I have to take a look at the wiki.
I understand you need help specially on documentation. No problem, I can
try even if my english is not so good.
Could you give the url that point on the JIRA Syncope Project please ?
And then, I'll document my use cases with the 4 points you focus on.
Finally, what do you mean by "discussion to @dev" ? Sorry I'm a rookie.
Le 28/05/2014 10:21, Francesco Chicchiriccò a écrit :
> On 27/05/2014 17:23, Bruno SyncopeDev wrote:
>> [...]
>> Do you think you could be interested in proposals about developing
>> third party applications as part of Syncope with new functionnalities ?
>
> Ah ok, now I got it: do you mean building specialized Syncope-based
> solutions for targeting specific use cases? Great idea.
>
>> Examples :
>> -> Implementing security perimeter
>> A security administrator is managing a perimeter.
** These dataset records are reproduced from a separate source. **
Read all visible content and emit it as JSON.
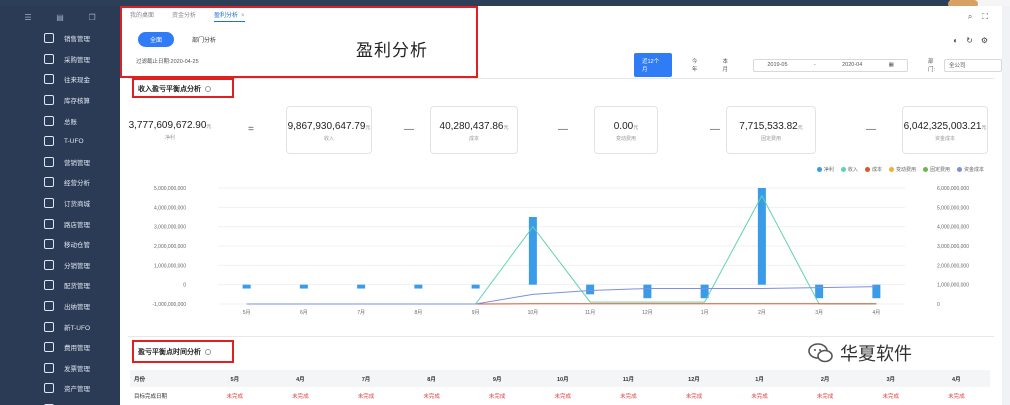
{
  "sidebar": {
    "items": [
      {
        "label": "销售管理"
      },
      {
        "label": "采购管理"
      },
      {
        "label": "往来现金"
      },
      {
        "label": "库存核算"
      },
      {
        "label": "总账"
      },
      {
        "label": "T-UFO"
      },
      {
        "label": "营销管理"
      },
      {
        "label": "经营分析"
      },
      {
        "label": "订货商城"
      },
      {
        "label": "路店管理"
      },
      {
        "label": "移动仓管"
      },
      {
        "label": "分销管理"
      },
      {
        "label": "配货管理"
      },
      {
        "label": "出纳管理"
      },
      {
        "label": "新T-UFO"
      },
      {
        "label": "费用管理"
      },
      {
        "label": "发票管理"
      },
      {
        "label": "资产管理"
      },
      {
        "label": "报表中心"
      }
    ]
  },
  "tabs": [
    {
      "label": "我的桌面"
    },
    {
      "label": "资金分析"
    },
    {
      "label": "盈利分析"
    }
  ],
  "header": {
    "big_title": "盈利分析",
    "pill_company": "全面",
    "pill_dept": "部门分析",
    "deadline": "过滤截止日期:2020-04-25"
  },
  "filters": {
    "recent12": "近12个月",
    "this_year": "今年",
    "this_month": "本月",
    "date_from": "2019-05",
    "date_to": "2020-04",
    "dept_label": "部门:",
    "dept_value": "全公司"
  },
  "section1": {
    "title": "收入盈亏平衡点分析"
  },
  "metrics": [
    {
      "value": "3,777,609,672.90",
      "unit": "元",
      "label": "净利"
    },
    {
      "value": "9,867,930,647.79",
      "unit": "元",
      "label": "收入"
    },
    {
      "value": "40,280,437.86",
      "unit": "元",
      "label": "成本"
    },
    {
      "value": "0.00",
      "unit": "元",
      "label": "变动费用"
    },
    {
      "value": "7,715,533.82",
      "unit": "元",
      "label": "固定费用"
    },
    {
      "value": "6,042,325,003.21",
      "unit": "元",
      "label": "资金成本"
    }
  ],
  "operators": [
    "=",
    "—",
    "—",
    "—",
    "—"
  ],
  "legend": [
    {
      "name": "净利",
      "color": "#3a9be8"
    },
    {
      "name": "收入",
      "color": "#5fd3b3"
    },
    {
      "name": "成本",
      "color": "#e0542a"
    },
    {
      "name": "变动费用",
      "color": "#f0b030"
    },
    {
      "name": "固定费用",
      "color": "#6cb84a"
    },
    {
      "name": "资金成本",
      "color": "#7d8fe0"
    }
  ],
  "chart_data": {
    "type": "bar",
    "categories": [
      "5月",
      "6月",
      "7月",
      "8月",
      "9月",
      "10月",
      "11月",
      "12月",
      "1月",
      "2月",
      "3月",
      "4月"
    ],
    "yticks_left": [
      "5,000,000,000",
      "4,000,000,000",
      "3,000,000,000",
      "2,000,000,000",
      "1,000,000,000",
      "0",
      "-1,000,000,000"
    ],
    "yticks_right": [
      "6,000,000,000",
      "5,000,000,000",
      "4,000,000,000",
      "3,000,000,000",
      "2,000,000,000",
      "1,000,000,000",
      "0"
    ],
    "ylim_left": [
      -1000000000,
      5000000000
    ],
    "ylim_right": [
      0,
      6000000000
    ],
    "series": [
      {
        "name": "净利",
        "type": "bar",
        "axis": "left",
        "values": [
          -200000000,
          -200000000,
          -200000000,
          -200000000,
          -200000000,
          3500000000,
          -500000000,
          -700000000,
          -700000000,
          5000000000,
          -700000000,
          -700000000
        ]
      },
      {
        "name": "收入",
        "type": "line",
        "axis": "right",
        "values": [
          0,
          0,
          0,
          0,
          0,
          4000000000,
          100000000,
          100000000,
          100000000,
          5600000000,
          0,
          0
        ]
      },
      {
        "name": "成本",
        "type": "line",
        "axis": "right",
        "values": [
          0,
          0,
          0,
          0,
          0,
          10000000,
          10000000,
          10000000,
          10000000,
          10000000,
          10000000,
          10000000
        ]
      },
      {
        "name": "资金成本",
        "type": "line",
        "axis": "right",
        "values": [
          0,
          0,
          0,
          0,
          0,
          500000000,
          700000000,
          800000000,
          800000000,
          800000000,
          850000000,
          900000000
        ]
      }
    ]
  },
  "section2": {
    "title": "盈亏平衡点时间分析"
  },
  "table": {
    "headers": [
      "月份",
      "5月",
      "4月",
      "7月",
      "8月",
      "9月",
      "10月",
      "11月",
      "12月",
      "1月",
      "2月",
      "3月",
      "4月"
    ],
    "row": [
      "目标完成日期",
      "未完成",
      "未完成",
      "未完成",
      "未完成",
      "未完成",
      "未完成",
      "未完成",
      "未完成",
      "未完成",
      "未完成",
      "未完成",
      "未完成"
    ]
  },
  "watermark": {
    "text": "华夏软件"
  }
}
He is responsible
>> of users in this perimeter.
>> -> Recertification of identities and access roles.
>
> It could be the case to start collecting some of these use cases in
> our wiki: please create an account at
>
> http://cwiki.apache.org/confluence/display/SYNCOPE/
>
> and then tell me your id so that I can grant you the write permission.
>
> IMO, for each use case we should be able to provide at least:
>
> 1. high level description
>
> 2. detailed requirements
>
> 3. possible implementation with reference to current and / or missing
> Syncope features
>
> then finally generate a set of correspondent JIRA issues, to be mapped
> to one of future releases in the roadmap.
>
>> Not sure to be very clear in my question. But I'm trying to
>> understand if Syncope will evolve in a way that non IT administrator
>> will have the capability to give and withdraw rights without knowing
>> the technical layer.
>> Like : I'm a bank agency manager. I'm responsible for security
>> administration for 5 persons. I allow a composed business role like a
>> package attached related to the function of the guy.
>>
>> Finally, I'm ready to help on syncope if you need.
>
> Oh, it's plenty of help we need here, ranging from our very poor and
> sparse documentation to actual features (see JIRA).
>
> Anyway, I'd say we need to move this discussion to dev@
>
> Regards.
>
>> 2014-05-27 8:51 GMT+02:00 Francesco Chicchiriccò <ilgrosso@apache.org
>> <ma...@apache.org>>:
>>
>> On 26/05/2014 20:40, Bruno SyncopeDev wrote:
>>> Hi Francisco,
>>
>> Hi Bruno,
>>
>>
>>> Thanks a lot for you reply. I read the nlight ressources on the
>>> subject a couple of months ago when I thought OpenIDM will still
>>> be OpenSource in right terms.
>>> Anyway, I seems there is another OpenSource project called
>>> MidPoint by Evolveum.
>>> I don't have any information about the stability of those
>>> business model : will they still be OpenSource ? etc...
>>
>> Eh eh eh, that's one of the reasons why Syncope is a project at
>> The Apache Software Foundation...
>>
>>
>>> But the support of this product must be expensive.
>>>
>>> Anyway, What surprising me, is the fact that there is no
>>> implementation on common business process proposed in Syncope.
>>> Maybe I'm wrong ?
>>> What if you propose some kind of business patterns as the Third
>>> party Applications ?
>>
>> Could you please indicate some samples?
>>
>>
>>> The provisioning system is something very technical. But each
>>> IAM solutions is shy to propose high level scenarios with
>>> delegated administrations or dynamic role base management.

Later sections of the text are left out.